Geschichte des Bewusstseins

Basis einer neuen Kultur

Populismus auf deutsch Volksverführung

Wenn man die heutige Gesellschaft nach Bewusstseinsgruppen einteilen möchte, dann kann man drei wichtige Gruppen herausstellen. Das ist die populäre Volksgruppe. Sie ist sicher die größte Gruppe und sie wird in ganz bestimmten Situationen auch als sehr große Gruppe sichtbar. Dann gibt es eine zweite Gruppe, das ist die Wirtschaftsgruppe. In gewissen Zeitabschnitten gehören Mehrheiten zu einem solchen Denken. Diejenigen, welche das wirtschaftliche Denken in den Mittelpunkt des Handelns stellen, könnte man als zweitgrößte Gruppe bezeichnen. Dann gibt es eine dritte Gruppe, das ist die Bildungsgruppe. In dieser Gruppe finden sich die größten Widersprüche von engagiert bis opportunistisch, von spirituell bis materialistisch. Dadurch entsteht eine ständige öffentliche oft konstruktive Auseinandersetzung. Bildung heißt in diesem Sinne nicht in erster Linie Ausbildung sondern Hezensbildung. Ich glaube, diese Gruppe ist die kleinste. Dennoch kann diese Gruppe auch einmal einen mehrheitlichen Impuls in die Gesellschaft hinein tragen. Das ist z. B. heute beim Thema Klima der Fall. Es findet ein Austausch zwischen den Gruppen statt, und auch die einzelnen Menschen können sich manchmal mehr zur einen oder anderen Gruppe gehörig fühlen.
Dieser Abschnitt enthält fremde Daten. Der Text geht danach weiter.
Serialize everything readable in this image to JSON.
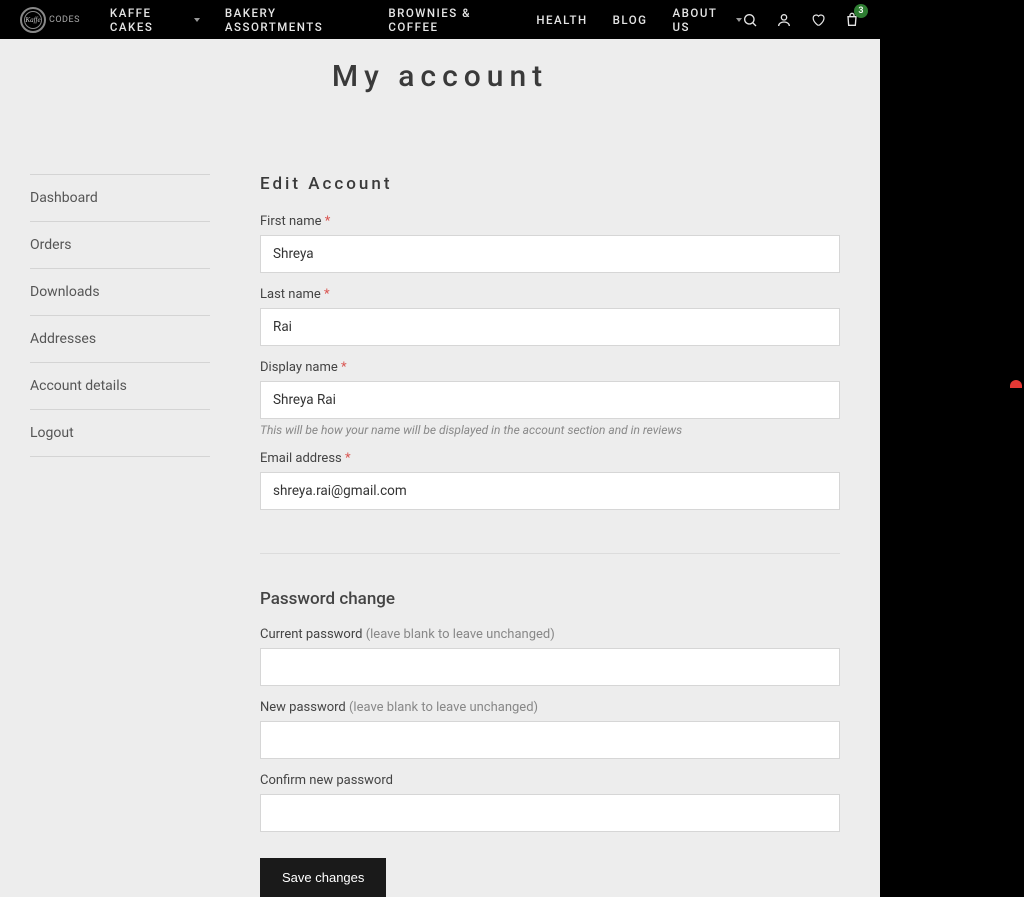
{
  "logo": {
    "script": "Kaffe",
    "text": "CODES"
  },
  "nav": {
    "items": [
      {
        "label": "KAFFE CAKES",
        "hasDropdown": true
      },
      {
        "label": "BAKERY ASSORTMENTS",
        "hasDropdown": false
      },
      {
        "label": "BROWNIES & COFFEE",
        "hasDropdown": false
      },
      {
        "label": "HEALTH",
        "hasDropdown": false
      },
      {
        "label": "BLOG",
        "hasDropdown": false
      },
      {
        "label": "ABOUT US",
        "hasDropdown": true
      }
    ]
  },
  "cart_count": "3",
  "page_title": "My account",
  "sidebar": {
    "items": [
      {
        "label": "Dashboard"
      },
      {
        "label": "Orders"
      },
      {
        "label": "Downloads"
      },
      {
        "label": "Addresses"
      },
      {
        "label": "Account details"
      },
      {
        "label": "Logout"
      }
    ]
  },
  "form": {
    "heading": "Edit Account",
    "first_name": {
      "label": "First name ",
      "value": "Shreya"
    },
    "last_name": {
      "label": "Last name ",
      "value": "Rai"
    },
    "display_name": {
      "label": "Display name ",
      "value": "Shreya Rai",
      "help": "This will be how your name will be displayed in the account section and in reviews"
    },
    "email": {
      "label": "Email address ",
      "value": "shreya.rai@gmail.com"
    },
    "required_marker": "*",
    "password_section": {
      "heading": "Password change",
      "current": {
        "label": "Current password ",
        "hint": "(leave blank to leave unchanged)"
      },
      "new": {
        "label": "New password ",
        "hint": "(leave blank to leave unchanged)"
      },
      "confirm": {
        "label": "Confirm new password"
      }
    },
    "save_button": "Save changes"
  }
}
Zwischen diesen Gruppen kann es also die unterschiedlichsten Kombinationen geben. Blicken wir nach Amerika. Hier gibt es nur zwei Parteien. Die größte Gruppe, also die Volksgruppe, ist politisch entscheidend. Sie verfügt aber über keine eigene Partei, neigt also einmal mehr zur einen und dann wieder zur anderen Partei. Die zwei Parteien sind die Republikaner und die Demokraten. Bei den Republikanern fühlt sich mehr die Wirtschaftsgruppe zu hause. Bei den Demokraten gibt es auch einen starken Flügel der Bildungsgruppe. Wenn nun viele Menschen aus der Volksgruppe mit der allgemeinen Entwicklung unzufrieden sind, drängt diese Gruppe zu einer politischen Äußerung. Das kann sie bei einer Wahl zum Ausdruck bringen. Da sie aber keine eigene Partei hat, sucht sie einen Volksführer in einer der beiden großen Parteien. Wenn es einen solchen nicht gibt, kann auch ein Volksverführer zum Sprachrohr werden. Die Volksgruppe sagt dann: Besser einen Volksverführer als gar keinen, der für uns spricht.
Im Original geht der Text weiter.